Confirmei com a cabeça.
-Foi armação. A sínica da Priscilla admitiu querer acabar com a alegria da Mey antes de me beijar. Eu juro que estranhei quando ela disse que queria falar comigo. Mas como ela começou a falar sobre rock, eu achei menos estranho.
-Priscilla? Então foi ela?
-Sim! Ela estava tramando junto com a Nathalie.
-E você como homem deveria ter força o suficiente pra sair dos braços dela! Por que não fez?
- Eu estava grogue. Elas colocaram algo no perfume que me deixou zonzo. Quando dei por mim ela já tinha me beijado.
-E como você sentiu o perfume daquelas peruas? Você deve ter cheirado o cangote delas.
-Não foi preciso, eu acabei de falar que tinha algo no perfume e que o cheiro era muito concentrado.
- Deve ter sido daqueles perfumes fortes. Você mesmo disse um dia que o cheiro deles te dá dor de cabeça.
-Isso mesmo. Bem lembrado. Mas como vamos provar pra Mey que estou sendo sincero? Ela me disse poucas e boas hoje. Disse que não quer nem olhar pra minha cara.
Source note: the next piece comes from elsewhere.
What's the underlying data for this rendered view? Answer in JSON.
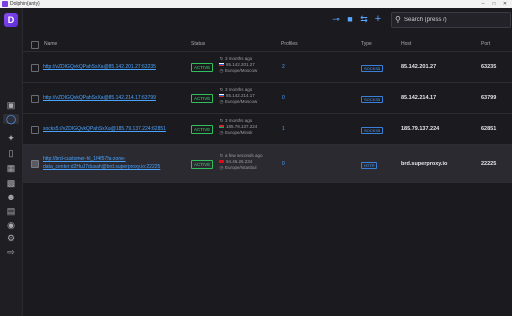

-Nisso aí meu irmão, VOCÊ QUEBROU A CARA! A Mey tem um gênio terrível, vai ser difícil fazer as pazes.
-Sendo assim Hinata, — ele deu uma breve pausa e respirou fundo para falar mais alto — Fodeu de vez!
-Pois é!
Passei o resto da aula pensando em um jeito de driblar a teimosia de Mey. Para isso eu precisaria de provas concretas, tipo uma foto, uma gravação ou até mesmo fazer com que as duas, tanto a Priscilla quanto a Nathalie, confessassem o crime. É numa hora dessas que eu pego meu MP5 e aumento o volume *(música: ‘’get off – cinema bizarre’’)*, como a música mesmo diz, a imaginação pode nos levar longe. Em contrapartida, a mesma música sugere que quando o tempo se tornar precioso, devemos sair. Essa ultima dica foi meio contraditória, mas eu não ligo. O trabalho de Educação Física que eu deveria começar a fazer após sair da escola passou pra segundo plano. Mey é mais importante, afinal, com um trabalho não se paga uma amizade de longos anos!
Mas se o Yu estiver mentindo? Não tenho provas de que a Priscilla e a Nathalie são exclusivamente as culpadas. Não que eu as esteja livrando da culpa, mas a teoria do Yu foi meio duvidosa. Culpar um perfume por ter ficado incapaz de se desvencilhar não foi muito aceitável de se ouvir. E tem mais; é muito provável que ele realmente tenha cheirado o cangote delas porque de outro jeito seria muito difícil de sentir o cheiro a menos, é claro, que aquelas duas tenham se banhado em perfume.De qualquer jeito tudo me pareceu suspeito.
Dava pra perceber que era armação só pela cara de felicidade que elas fizeram quando viram a Mey brigar com o Yu durante a saída. Parecia ter sido um plano perfeito, mas elas não contavam com certo descuido: com a afobação de ir embora depois do ultimo tempo de aula, acabaram deixando um pertence para trás, um pertence que futuramente comprometerá as duas.